24 décembre 2010

Compte rendu réunion AFAF PM du vendredi 10 décembre 2010

La réunion est ouverte à 19h30 par Huseyin Ocak, qui souhaite la bienvenue à tous les présents.
La salle des Pouges étant occupée ce jour, la réunion se tient rue Hélène Boucher et le comité s’excuse des conditions d’accueil très précaires.
Il est noté et regretté la faible participation, et surtout le manque de présence de jeunes arbitres, malgré le programme intéressant prévu pour cette soirée. Il faudra revoir pour remotiver les arbitres afin qu’ils participent à nos réunions.
Infos du président : (Huseyin Ocak)
Le 25 juin, aura lieu la soirée des Trophées CRA/AFAF, même lieu que la saison passée. Il est souhaité une grande participation de nos adhérents. Une nouvelle formule du paiement des repas étant mise en place par la SR dès cette saison, l’amicale demandera à avoir les inscriptions suffisamment tôt.
Huseyin fait un retour d’information et des conditions siné qua none afin de pouvoir recevoir des indemnités en cas de blessure.
Adhésions : (Olivier Sabot) :
52 adhérents à ce jour. 36 arbitres séniors, 12 arbitres jeunes et 4 officiels.
La saison passée nous avions 63 adhérents, la baisse est surtout due aux jeunes arbitres n’ayant pas renouvelé à l’AFAF!
Il est encore temps d’adhérer.
Sections Jeunes Arbitres : (Ferdi Celik)
Plusieurs tournois futsal sont programmés. 1 équipe jeunes ira en Lorraine en février. Dans ce même mois, 1 tournoi se tiendra à Besançon, 1 équipe jeunes arbitres, et 1 équipe vétérans pourront s’inscrire.
Ferdi attire l’attention que l’inscription de chaque équipe sera faite à condition d’avoir un nombre assuré de joueurs de notre amicale.
Les formalités pour le déplacement et l’hébergement sont indiqués par Ferdi.
Site internet :
L’ensemble des présents fait remarquer le manque d’info de notre amicale sur ce site, et un travail est à réaliser et à consolider dans la communication de nos activités et de la vie de notre amicale.

Quizz n°1 :

Le temps est venu de passer à ce jeu qui a remporté un vif succès la saison passée. Huseyin donne les prix à gagner. Nassim Aoudia remet son titre en jeu.

Tour de table :
André Perrot (excusé à la dernière réunion) revient sur ce qui a été dit lors de l’AG de la Section Régionale.
Plus personne ne voulant s’exprimer, la séance est levée à 20h40. La réunion se termine devant le verre de l’Amitié.
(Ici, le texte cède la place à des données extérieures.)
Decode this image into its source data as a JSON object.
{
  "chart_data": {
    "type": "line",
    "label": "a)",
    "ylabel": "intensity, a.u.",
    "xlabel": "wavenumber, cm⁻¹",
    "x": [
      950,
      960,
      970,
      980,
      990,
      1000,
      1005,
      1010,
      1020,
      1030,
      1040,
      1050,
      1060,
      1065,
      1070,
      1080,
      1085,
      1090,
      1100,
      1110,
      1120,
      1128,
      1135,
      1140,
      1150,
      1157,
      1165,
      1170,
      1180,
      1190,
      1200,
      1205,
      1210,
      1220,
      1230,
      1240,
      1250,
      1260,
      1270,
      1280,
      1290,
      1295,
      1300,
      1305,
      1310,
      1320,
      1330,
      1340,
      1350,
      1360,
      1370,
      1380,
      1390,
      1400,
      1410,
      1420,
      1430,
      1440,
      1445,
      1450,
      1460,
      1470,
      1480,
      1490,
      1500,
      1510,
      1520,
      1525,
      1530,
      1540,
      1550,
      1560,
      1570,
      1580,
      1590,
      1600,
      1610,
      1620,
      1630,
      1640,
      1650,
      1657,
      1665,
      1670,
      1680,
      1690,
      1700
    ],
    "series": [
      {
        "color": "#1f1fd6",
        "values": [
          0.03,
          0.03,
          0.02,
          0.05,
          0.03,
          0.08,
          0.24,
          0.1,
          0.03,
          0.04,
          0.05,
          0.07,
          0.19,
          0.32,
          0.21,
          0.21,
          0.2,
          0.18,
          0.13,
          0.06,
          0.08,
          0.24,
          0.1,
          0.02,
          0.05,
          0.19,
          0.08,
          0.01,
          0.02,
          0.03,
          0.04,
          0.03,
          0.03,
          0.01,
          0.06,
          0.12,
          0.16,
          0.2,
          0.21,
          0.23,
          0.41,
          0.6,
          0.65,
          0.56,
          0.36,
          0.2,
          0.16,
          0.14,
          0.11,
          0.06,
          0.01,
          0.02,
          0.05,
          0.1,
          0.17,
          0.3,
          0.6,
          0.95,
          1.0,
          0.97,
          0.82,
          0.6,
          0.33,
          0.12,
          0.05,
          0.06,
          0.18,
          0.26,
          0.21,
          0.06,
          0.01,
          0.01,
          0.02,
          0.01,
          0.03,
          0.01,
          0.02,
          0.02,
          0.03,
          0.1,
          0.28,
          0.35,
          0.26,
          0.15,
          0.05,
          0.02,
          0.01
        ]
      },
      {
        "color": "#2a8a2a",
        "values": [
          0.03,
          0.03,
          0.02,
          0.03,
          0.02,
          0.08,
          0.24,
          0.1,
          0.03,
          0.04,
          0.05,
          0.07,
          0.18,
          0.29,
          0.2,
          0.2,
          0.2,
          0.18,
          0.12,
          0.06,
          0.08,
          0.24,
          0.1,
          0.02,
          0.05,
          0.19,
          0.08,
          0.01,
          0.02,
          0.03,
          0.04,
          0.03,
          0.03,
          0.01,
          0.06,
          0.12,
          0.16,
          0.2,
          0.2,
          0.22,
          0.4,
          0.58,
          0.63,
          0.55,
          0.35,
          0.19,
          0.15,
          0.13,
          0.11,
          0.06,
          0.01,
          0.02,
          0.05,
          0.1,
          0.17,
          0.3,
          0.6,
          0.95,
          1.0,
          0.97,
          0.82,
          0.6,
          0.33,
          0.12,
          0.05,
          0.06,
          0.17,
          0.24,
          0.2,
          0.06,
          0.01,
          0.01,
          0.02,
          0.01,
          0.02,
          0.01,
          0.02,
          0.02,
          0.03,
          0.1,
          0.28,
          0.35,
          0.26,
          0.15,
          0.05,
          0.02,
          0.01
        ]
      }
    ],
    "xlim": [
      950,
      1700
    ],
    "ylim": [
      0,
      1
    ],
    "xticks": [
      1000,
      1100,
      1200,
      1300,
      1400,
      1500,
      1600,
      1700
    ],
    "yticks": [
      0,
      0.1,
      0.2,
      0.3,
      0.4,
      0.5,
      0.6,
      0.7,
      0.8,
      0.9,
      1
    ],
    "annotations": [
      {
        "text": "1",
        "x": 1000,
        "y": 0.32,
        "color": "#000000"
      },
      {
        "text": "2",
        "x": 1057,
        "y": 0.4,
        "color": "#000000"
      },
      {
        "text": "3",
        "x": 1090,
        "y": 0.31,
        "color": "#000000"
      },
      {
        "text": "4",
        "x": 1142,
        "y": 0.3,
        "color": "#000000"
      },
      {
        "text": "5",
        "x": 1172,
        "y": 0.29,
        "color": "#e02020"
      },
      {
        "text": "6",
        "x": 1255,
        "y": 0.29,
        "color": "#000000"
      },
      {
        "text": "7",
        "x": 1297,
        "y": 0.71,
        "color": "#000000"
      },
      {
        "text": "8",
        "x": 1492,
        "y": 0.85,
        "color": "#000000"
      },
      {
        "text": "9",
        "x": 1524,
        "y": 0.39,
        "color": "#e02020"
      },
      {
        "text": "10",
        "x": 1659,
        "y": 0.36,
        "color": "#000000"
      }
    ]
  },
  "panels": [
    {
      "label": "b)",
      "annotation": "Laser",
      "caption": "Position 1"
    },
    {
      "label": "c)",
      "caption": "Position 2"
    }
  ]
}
Prochaine réunion de l’amicale fin janvier 2010.
Bonnes fêtes de fin d’années à tous les amicalistes et à leurs familles.

3 décembre 2010

Les fruits de la formation

L’un est plutôt en fin de carrière après 21 ans d’exercice (dont 8 en championnat de France). L’autre vient d’intégrer (juillet 2010) le cercle très fermé des arbitres franc-comtois (voir ci-contre) officiant avec l’écusson bleu blanc rouge. Mais Yann Prétot et Aurélien Triboulet ont un autre point en commun, celui de siffler pour le même club : l’US Larians-Munans.
Avec un son de cloche commun, les deux compères visent la même cible les yeux fermés : « C’est à Dominique Prétot, le papa de Yann qui a beaucoup œuvré et qui apporte encore au club, que l’on doit nos carrières. Pour ma part, sans lui je n’en serais pas là. Il m’a toujours suivi, conduit aux matchs et conseillé avec un regard différent de celui d’un observateur », lâche sans hésitation Aurélien.
Bien avant, c’est donc Yann, professeur des écoles dans le civil, qui a pu profiter des conseils paternels : « J’allais souvent l’aider à faire la touche où le centre lors des matchs qu’il encadrait. Et c’est à 16 ans que mon père m’a incité à tenter l’aventure. Tout comme il a toujours proposé des séances d’arbitrage aux jeunes fréquentant l’école de foot ».
Un passage de témoin qui se poursuit avec également l’investissement régulier et actif d’Aurélien dans la vie du club « au travers notamment des entraînements en commun avec les seniors ». Histoire de susciter pourquoi pas des vocations.
« C’est en accompagnant Yann dans ses déplacements lorsqu’il était candidat fédé qu’il m’a donné goût à la fonction », ajoute Aurélien qui, à seulement 24 ans, a l’avenir devant lui. Contrairement à son mentor dont « la fin est programmée dans un an et demi pour des raisons purement réglementaires ». Pas d'inquiétude pour autant car derrière, Quentin Pourchot semble bien parti pour siffler sur les mêmes traces…

1 décembre 2010

Akim Abdelhaoui : Siffler, c’est aussi jouer!

Réel espoir de l’arbitrage franc-comtois, avec une ascension exceptionnelle ces dernières années, Akim Abdelhaoui parle avec une réelle passion de son rôle sur le terrain, mais de ce qu’il implique, aujourd’hui, aux hommes en noir, plus souvent tancés que loués.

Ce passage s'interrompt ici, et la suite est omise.